The UK financial watchdog received 300 applications for crypto firm registration but approved only 41.

Despite plans to transform the region into a bustling crypto hub, the UK’s financial watchdog says it has approved only 41 of 300 crypto firm applications seeking regulatory approval to date.

On January 10, 2020, the Financial Conduct Authority (FCA) of the United Kingdom (UK) implemented new cryptocurrency-focused regulations to supervise businesses operating in the sector and ensure that they are subject to the same anti-money laundering (AML) and counter-terrorism financing (CTF) regulations as firms in traditional financial markets.

According to the FCA, only 15% of the 265 applications that were “determined” were approved and registered, 74% of firms either refused or withdrew their application, and 11% were rejected.
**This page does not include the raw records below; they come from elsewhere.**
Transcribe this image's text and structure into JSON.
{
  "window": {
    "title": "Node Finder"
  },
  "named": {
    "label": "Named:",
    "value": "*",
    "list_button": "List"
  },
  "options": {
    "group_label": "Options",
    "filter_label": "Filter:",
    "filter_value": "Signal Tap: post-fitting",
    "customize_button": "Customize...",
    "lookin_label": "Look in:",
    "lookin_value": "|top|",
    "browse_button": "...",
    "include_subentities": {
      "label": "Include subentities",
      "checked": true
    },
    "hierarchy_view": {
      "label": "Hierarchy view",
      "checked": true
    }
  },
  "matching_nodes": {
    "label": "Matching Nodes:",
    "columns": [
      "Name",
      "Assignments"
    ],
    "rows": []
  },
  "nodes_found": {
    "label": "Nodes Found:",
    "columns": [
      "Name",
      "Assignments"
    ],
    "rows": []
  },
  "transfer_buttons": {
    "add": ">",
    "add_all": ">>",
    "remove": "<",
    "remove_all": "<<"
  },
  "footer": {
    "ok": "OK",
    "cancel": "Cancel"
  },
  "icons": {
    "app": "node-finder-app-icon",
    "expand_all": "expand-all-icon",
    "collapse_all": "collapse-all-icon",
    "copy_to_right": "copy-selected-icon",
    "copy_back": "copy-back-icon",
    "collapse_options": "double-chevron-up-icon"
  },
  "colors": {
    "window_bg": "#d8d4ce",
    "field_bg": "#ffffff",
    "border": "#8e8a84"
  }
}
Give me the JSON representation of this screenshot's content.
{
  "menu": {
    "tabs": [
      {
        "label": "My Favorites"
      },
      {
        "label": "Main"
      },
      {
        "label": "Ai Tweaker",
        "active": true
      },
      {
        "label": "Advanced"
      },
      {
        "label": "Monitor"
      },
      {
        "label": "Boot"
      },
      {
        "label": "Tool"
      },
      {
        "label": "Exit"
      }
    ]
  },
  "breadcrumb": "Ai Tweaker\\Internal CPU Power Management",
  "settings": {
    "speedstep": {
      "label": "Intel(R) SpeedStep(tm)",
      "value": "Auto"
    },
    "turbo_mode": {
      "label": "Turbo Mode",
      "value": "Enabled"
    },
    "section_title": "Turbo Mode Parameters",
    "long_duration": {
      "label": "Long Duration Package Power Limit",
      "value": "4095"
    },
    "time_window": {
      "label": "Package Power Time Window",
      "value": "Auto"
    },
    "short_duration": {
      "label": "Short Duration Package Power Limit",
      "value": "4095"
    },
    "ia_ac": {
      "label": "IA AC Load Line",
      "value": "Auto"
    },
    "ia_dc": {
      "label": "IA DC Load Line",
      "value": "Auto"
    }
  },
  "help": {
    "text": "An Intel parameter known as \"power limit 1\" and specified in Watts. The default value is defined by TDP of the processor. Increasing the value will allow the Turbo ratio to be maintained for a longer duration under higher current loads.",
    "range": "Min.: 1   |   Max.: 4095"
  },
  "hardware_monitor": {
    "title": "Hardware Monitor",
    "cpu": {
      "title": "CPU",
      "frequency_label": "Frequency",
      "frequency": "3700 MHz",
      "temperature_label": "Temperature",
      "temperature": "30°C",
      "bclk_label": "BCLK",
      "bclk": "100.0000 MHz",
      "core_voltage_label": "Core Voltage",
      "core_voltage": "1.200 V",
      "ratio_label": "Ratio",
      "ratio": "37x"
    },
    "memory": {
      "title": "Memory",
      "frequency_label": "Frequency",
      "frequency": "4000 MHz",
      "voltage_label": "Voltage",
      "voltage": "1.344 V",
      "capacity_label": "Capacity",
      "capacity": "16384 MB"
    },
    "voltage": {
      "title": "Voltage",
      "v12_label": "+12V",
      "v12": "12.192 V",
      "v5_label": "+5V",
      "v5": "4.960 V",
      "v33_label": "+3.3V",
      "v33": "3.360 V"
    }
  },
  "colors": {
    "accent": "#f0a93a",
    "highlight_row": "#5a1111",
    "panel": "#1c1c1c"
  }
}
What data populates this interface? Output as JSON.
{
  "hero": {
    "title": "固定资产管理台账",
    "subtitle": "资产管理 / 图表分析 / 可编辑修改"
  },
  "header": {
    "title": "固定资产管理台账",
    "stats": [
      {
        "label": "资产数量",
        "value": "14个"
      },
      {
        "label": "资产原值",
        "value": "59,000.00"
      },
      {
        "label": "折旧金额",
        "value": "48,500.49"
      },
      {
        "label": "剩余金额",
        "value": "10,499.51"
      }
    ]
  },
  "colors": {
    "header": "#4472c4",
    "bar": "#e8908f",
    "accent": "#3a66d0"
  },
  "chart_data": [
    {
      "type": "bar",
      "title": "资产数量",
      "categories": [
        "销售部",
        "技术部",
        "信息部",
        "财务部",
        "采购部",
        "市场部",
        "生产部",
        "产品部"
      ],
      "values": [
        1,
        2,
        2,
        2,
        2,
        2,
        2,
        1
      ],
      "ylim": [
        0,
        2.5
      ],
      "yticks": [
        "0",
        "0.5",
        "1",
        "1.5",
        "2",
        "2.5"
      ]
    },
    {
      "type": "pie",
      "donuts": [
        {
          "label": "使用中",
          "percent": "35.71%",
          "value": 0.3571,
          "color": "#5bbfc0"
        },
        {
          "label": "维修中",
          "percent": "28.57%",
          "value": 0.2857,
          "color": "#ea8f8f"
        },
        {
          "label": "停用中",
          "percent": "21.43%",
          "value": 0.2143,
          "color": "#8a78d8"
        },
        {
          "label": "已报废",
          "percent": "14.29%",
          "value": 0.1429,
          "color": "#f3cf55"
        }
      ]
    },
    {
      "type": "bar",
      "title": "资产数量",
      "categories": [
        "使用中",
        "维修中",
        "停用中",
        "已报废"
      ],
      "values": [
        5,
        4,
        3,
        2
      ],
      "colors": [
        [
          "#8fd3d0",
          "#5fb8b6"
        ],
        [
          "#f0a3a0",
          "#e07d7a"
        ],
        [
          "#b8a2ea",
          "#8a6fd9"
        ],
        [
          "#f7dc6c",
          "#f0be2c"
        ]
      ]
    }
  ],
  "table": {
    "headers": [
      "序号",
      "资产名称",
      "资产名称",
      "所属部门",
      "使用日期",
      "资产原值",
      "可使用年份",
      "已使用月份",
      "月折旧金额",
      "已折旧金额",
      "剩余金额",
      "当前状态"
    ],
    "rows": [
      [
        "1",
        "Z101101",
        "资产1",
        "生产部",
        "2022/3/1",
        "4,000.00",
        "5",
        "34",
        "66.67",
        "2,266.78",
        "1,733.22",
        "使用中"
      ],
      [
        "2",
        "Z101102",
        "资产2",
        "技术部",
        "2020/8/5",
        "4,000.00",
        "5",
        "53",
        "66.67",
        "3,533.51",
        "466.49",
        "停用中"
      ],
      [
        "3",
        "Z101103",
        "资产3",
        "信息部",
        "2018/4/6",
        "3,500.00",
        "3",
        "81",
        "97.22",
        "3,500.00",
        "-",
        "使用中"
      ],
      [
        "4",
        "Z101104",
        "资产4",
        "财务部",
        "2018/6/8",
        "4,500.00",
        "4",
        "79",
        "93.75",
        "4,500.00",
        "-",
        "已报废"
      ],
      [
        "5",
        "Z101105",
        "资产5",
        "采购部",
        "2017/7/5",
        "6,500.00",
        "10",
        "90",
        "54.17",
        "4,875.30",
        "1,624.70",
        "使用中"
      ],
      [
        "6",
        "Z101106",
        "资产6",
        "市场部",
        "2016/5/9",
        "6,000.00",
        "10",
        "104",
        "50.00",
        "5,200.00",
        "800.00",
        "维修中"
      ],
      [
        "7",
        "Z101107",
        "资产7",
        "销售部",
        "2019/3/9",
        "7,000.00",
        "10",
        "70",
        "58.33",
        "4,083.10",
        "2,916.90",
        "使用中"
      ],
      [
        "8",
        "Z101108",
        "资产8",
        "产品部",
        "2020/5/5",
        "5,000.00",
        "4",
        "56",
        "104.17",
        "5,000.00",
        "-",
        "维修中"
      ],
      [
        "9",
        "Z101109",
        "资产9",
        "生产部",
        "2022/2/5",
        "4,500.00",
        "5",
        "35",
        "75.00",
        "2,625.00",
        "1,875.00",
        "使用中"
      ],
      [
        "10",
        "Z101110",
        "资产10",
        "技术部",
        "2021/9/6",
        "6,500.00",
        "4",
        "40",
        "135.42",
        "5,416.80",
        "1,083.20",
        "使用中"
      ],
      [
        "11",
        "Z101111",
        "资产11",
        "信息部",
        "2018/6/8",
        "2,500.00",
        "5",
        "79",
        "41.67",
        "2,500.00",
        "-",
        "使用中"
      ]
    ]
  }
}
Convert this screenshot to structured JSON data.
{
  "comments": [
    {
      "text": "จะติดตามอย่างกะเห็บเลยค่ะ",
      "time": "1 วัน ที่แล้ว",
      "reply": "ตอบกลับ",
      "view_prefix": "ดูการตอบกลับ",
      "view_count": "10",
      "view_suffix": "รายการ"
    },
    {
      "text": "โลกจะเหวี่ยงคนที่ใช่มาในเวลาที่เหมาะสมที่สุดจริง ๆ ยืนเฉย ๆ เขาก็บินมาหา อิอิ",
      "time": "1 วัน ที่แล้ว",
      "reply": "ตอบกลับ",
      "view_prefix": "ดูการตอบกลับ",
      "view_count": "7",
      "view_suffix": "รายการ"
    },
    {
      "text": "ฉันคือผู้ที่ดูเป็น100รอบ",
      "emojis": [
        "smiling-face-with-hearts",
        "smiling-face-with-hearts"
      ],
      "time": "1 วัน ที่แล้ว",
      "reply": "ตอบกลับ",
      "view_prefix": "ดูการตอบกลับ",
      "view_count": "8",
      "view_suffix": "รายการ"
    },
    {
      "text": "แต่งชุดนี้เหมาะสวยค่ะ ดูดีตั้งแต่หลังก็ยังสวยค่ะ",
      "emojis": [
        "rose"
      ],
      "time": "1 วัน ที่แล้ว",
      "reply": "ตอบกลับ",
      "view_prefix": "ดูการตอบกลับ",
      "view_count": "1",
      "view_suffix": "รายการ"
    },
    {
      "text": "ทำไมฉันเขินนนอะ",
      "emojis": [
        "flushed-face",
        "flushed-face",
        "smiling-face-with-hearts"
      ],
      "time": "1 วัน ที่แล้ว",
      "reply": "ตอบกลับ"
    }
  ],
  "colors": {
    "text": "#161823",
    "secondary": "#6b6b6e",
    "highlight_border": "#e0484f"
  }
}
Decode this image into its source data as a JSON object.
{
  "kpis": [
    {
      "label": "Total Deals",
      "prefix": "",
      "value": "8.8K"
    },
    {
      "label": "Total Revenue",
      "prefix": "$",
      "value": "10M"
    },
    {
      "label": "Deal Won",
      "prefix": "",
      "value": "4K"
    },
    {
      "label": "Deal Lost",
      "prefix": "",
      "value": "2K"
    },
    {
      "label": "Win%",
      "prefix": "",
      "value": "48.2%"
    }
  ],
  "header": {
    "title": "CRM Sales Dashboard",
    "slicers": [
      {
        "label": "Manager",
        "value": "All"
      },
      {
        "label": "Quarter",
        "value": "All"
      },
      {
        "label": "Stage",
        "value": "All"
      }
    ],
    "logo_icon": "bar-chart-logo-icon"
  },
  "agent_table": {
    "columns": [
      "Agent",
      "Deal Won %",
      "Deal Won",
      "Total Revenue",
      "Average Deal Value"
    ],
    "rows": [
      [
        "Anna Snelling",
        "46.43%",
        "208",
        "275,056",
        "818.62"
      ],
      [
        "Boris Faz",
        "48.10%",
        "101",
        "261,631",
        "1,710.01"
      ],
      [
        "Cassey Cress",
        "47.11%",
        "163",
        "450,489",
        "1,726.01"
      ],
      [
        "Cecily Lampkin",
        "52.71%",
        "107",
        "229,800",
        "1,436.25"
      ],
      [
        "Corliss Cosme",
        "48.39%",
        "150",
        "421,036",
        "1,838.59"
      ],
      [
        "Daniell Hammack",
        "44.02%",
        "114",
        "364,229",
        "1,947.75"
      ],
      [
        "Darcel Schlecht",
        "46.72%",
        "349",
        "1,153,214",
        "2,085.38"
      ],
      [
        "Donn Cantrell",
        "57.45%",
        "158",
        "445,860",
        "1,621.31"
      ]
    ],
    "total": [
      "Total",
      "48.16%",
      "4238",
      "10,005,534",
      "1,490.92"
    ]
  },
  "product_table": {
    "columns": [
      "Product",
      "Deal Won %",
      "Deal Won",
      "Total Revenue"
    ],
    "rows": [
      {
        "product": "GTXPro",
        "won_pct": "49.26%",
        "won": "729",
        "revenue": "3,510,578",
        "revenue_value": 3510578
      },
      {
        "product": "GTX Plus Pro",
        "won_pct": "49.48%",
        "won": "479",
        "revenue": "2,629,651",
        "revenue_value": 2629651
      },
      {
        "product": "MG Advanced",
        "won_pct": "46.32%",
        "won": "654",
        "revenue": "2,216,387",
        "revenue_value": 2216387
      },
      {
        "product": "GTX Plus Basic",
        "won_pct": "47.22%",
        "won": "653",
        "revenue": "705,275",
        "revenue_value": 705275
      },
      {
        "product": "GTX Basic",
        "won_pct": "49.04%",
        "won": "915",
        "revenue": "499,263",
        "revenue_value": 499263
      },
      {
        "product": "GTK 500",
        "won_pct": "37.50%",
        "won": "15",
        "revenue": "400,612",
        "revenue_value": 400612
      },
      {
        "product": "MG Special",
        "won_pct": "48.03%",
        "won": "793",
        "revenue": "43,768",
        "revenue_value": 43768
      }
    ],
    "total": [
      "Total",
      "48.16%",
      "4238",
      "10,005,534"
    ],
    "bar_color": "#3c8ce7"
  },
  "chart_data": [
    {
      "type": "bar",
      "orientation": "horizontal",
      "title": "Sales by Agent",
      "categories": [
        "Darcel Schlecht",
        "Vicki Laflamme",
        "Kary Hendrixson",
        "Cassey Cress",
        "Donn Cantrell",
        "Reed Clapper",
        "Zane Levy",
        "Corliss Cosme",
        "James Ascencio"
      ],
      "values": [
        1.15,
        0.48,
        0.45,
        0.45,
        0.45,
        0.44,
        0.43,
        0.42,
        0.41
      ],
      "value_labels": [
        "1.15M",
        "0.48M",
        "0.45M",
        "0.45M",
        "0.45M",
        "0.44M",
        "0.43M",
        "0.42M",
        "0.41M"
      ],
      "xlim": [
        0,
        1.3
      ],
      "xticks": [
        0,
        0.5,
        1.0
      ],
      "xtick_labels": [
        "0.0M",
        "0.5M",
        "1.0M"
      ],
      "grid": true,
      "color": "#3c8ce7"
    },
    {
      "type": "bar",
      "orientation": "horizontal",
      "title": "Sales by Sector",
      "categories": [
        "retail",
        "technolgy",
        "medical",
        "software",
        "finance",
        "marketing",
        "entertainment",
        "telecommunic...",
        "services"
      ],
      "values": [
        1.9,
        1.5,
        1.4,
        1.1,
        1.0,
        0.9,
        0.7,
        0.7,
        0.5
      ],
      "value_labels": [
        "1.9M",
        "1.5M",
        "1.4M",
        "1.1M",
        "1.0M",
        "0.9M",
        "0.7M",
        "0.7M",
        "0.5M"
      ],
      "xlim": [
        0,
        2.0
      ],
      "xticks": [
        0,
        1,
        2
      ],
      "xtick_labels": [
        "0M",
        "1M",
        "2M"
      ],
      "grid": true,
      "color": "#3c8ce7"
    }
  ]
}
Another 35 applications are still pending.

While the FCA did not expressly state why applications were rejected or withdrawn, it did provide feedback on “good and poor quality” applications.

According to the report, the more comprehensive applications included a detailed description of the firm’s business model, the roles and responsibilities of business partners and service providers, sources of liquidity, flow-of-funds charts, and an outline of the risk management policies and systems in place.

Incomplete applications were more noticeable where businesses used the application to promote their products and services, especially when the application process was still in progress:

“Applicants’ websites and marketing material must not include language that gives the impression that making an application for registration is a form of endorsement or recommendation by the FCA.”

According to the report, some companies’ applications may have been scrapped if they couldn’t demonstrate that they had sufficient blockchain-compliance resources in place to monitor on-chain transactions.

The FCA also stepped up its anti-money laundering efforts, requiring all firms to appoint a money laundering reporting officer who is “fully involved” in the application process.

The FCA also emphasised that just because a firm’s registration was approved doesn’t mean it’s no longer subject to obligations:

“Applicants must recognize that being registered is not a one-off formality or a tick-box exercise without any further obligations or interaction with the FCA.”

“This feedback should assist applicants in preparing their registration application and help make the process as simple and efficient as possible,” the note concluded., Revolut, CEX.IO, eToro, Wintermute Trading, DRW Global Markets, Copper, Globalblock, Moneybrain, and Zodia Markets are among the digital asset firms that have registered with the FCA thus far.

Given that many companies provide international services, the FCA in the United Kingdom has also confirmed that they are now collaborating with other state agencies around the world, most notably the US securities regulator and the US commodities regulator, to strengthen regulation where necessary.

The FCA has repeatedly stated that failing to register before conducting business may result in criminal charges.